During a recent trip to Brazil, I twice delivered a lecture titled "Chacona, Lamento, Walking Blues," which is based on the second chapter of my book Listen to This. (Last year I made a little video explaining the conceit, with the help of Ethan Iverson, Rebecca Ringle, and Tyondai Braxton.) The descending chromatic pattern that anchors the narrative is hardly foreign to the great tradition of Brazilian popular music; in my essay I cite Peter Williams's study The Chromatic Fourth, which includes Tom Jobim's "Corvocado" in the rich lineage of lamento-style patterns, such as Purcell's "When I am laid in earth," above. Here's the famous version of "Corcovado" with Astrud Gilberto, João Gilberto, and Stan Getz:
You can go further back than bossa nova, though. When I gave the talk in Rio, at the Instituto Moreira Salles, I played a bit of Pixinguinha's "Desprezado," recorded 1919-20, with its ragtime-style downward-stepping voices:
As I noted in an earlier post, the IMS has a major online resource related to Pixinguinha, who might be considered the Duke Ellington of Brazilian popular music. It also has an archive of his papers and possessions, which I was able to look at briefly — piles of elegantly notated scores, not to mention his hat, his flute, and, perhaps most importantly, his hip flask. (Last year I tentatively identified Pixinguinha as a co-inventor of the James Bond vamp.)

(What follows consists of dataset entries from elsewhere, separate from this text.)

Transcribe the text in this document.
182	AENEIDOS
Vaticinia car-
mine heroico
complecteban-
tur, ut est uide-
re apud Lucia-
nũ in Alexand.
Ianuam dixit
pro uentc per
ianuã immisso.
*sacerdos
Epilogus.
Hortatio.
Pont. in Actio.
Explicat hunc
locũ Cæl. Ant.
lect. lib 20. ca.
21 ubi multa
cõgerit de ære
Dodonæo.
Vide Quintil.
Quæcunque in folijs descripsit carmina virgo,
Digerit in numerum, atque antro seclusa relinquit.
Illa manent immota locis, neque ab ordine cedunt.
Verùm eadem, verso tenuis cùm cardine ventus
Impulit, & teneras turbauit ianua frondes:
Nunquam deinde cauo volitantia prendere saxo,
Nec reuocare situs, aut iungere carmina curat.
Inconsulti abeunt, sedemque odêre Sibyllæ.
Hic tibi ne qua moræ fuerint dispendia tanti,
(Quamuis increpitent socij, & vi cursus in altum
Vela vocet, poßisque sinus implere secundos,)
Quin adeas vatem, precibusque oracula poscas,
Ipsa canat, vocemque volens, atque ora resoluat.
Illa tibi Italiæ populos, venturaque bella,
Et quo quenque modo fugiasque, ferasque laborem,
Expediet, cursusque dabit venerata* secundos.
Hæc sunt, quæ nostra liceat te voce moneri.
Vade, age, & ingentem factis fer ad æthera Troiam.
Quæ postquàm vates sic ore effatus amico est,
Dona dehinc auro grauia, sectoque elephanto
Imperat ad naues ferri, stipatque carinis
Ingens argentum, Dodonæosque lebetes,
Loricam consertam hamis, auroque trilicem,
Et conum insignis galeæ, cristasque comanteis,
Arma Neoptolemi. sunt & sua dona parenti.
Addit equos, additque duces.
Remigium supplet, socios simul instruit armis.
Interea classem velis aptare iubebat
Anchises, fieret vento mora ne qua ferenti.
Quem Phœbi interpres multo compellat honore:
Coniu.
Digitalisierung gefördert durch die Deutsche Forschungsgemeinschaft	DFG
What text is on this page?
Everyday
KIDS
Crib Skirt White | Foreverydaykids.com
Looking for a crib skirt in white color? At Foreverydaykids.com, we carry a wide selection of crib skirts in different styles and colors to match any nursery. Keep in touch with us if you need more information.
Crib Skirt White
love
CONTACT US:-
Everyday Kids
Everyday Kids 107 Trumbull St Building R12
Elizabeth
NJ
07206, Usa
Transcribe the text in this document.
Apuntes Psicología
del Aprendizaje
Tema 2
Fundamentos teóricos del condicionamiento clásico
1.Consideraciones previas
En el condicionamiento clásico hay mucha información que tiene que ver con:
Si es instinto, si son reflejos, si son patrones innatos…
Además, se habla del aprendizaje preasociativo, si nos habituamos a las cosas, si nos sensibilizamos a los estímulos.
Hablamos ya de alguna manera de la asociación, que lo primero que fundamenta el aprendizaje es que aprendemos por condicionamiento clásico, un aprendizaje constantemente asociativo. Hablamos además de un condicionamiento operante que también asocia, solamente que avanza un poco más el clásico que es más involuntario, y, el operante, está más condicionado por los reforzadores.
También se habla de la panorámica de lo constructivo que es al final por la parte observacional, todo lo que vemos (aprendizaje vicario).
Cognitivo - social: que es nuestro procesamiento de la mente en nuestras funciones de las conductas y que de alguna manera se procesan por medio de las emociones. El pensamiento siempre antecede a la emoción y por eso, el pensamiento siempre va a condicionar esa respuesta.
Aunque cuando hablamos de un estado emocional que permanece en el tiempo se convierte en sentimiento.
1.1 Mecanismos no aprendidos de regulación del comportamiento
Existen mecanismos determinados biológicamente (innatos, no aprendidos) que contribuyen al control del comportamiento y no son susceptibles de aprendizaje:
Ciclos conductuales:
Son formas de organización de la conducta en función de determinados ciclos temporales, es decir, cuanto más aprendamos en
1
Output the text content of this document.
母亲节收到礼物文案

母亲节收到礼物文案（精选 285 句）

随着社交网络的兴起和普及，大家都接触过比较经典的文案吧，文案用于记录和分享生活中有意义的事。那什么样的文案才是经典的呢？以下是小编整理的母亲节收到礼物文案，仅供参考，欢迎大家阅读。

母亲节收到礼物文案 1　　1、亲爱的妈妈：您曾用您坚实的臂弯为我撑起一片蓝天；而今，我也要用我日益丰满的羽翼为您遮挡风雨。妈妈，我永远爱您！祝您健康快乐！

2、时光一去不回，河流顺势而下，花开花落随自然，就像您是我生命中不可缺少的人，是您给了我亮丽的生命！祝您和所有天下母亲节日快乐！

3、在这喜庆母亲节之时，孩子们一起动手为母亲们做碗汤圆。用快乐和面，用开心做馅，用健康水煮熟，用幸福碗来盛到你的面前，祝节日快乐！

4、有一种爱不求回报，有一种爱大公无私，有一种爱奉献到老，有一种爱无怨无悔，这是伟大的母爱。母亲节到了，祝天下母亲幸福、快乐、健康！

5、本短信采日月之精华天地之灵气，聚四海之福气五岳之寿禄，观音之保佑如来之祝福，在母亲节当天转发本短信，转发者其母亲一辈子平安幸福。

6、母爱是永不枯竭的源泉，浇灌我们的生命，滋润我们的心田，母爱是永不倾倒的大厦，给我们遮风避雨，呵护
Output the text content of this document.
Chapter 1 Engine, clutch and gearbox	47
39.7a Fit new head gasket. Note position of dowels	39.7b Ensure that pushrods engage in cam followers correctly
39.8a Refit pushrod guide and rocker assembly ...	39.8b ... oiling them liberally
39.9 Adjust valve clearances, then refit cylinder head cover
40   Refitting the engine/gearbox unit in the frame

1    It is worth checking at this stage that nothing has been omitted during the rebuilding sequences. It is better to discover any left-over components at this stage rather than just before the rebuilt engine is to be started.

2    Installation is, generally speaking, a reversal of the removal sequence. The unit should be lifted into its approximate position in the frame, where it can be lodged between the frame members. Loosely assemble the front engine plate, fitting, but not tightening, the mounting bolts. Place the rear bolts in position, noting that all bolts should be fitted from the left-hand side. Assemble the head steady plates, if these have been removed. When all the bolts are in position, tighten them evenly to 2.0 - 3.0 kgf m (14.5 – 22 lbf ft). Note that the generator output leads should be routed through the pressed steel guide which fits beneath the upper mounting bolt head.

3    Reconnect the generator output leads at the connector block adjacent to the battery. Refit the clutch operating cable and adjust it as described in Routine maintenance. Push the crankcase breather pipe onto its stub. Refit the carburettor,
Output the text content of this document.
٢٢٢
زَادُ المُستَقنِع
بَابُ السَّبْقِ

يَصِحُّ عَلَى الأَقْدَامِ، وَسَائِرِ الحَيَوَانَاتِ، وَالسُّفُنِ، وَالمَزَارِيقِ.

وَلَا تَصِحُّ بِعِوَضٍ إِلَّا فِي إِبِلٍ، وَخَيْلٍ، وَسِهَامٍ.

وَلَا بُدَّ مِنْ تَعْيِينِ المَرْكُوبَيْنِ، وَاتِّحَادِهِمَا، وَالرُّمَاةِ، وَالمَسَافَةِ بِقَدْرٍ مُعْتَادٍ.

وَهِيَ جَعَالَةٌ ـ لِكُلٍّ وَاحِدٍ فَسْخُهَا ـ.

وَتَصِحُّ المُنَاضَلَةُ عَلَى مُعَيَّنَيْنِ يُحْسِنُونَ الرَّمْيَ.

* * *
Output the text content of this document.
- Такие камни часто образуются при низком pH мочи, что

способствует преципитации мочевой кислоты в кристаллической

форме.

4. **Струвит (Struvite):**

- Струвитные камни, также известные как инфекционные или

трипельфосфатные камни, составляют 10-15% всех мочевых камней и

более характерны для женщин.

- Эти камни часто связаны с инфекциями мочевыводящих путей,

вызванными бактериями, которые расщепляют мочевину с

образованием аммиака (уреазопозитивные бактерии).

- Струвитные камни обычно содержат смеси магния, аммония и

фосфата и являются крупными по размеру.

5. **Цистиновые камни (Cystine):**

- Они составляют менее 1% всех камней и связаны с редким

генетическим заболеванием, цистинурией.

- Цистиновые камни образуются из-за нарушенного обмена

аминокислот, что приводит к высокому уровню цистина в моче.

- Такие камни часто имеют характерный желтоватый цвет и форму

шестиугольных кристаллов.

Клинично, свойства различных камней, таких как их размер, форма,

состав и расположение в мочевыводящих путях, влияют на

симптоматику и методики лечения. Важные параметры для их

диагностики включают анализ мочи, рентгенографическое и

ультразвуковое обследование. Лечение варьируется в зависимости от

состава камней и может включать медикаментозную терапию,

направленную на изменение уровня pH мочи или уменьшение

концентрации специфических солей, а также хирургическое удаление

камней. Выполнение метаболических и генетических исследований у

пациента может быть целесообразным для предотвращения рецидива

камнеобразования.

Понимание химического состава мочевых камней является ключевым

When I met the guitarist and administrator Arthur Nestrovski in São Paulo — he presently serves as the artistic director of the São Paulo State Symphony — he suggested that Jobim's "Águas de Março" — "Waters of March" — could serve as an even better example for my talk. Indeed, Nestrovski told me he'd once written an essay comparing that legendary song with "When I am laid in earth." Jobim begins with a dominant-seventh chord in third inversion, meaning that the seventh is in the bass. Then the bass note keeps falling by half-steps, in a fabulously seductive motion. Here is Elis Regina:
But everyone I met in Brazil seemed to have a different idea. At Abril Publishing, in São Paulo, I talked to João Gabriel Santana de Lima, editor of Bravo! magazine, who brought up Jobim's "Insensatez." This song is derived from the great chromatic sigh of Chopin's E-minor Prelude:
Thinking of Jobim and Purcell together, I can't help pairing the "Samba on One Note," here played by Baden Powell—
—with the Fantasia upon One Note:
All this music was echoing in my head as I flew home from Rio — departing, of course, from Antônio Carlos Jobim International Airport.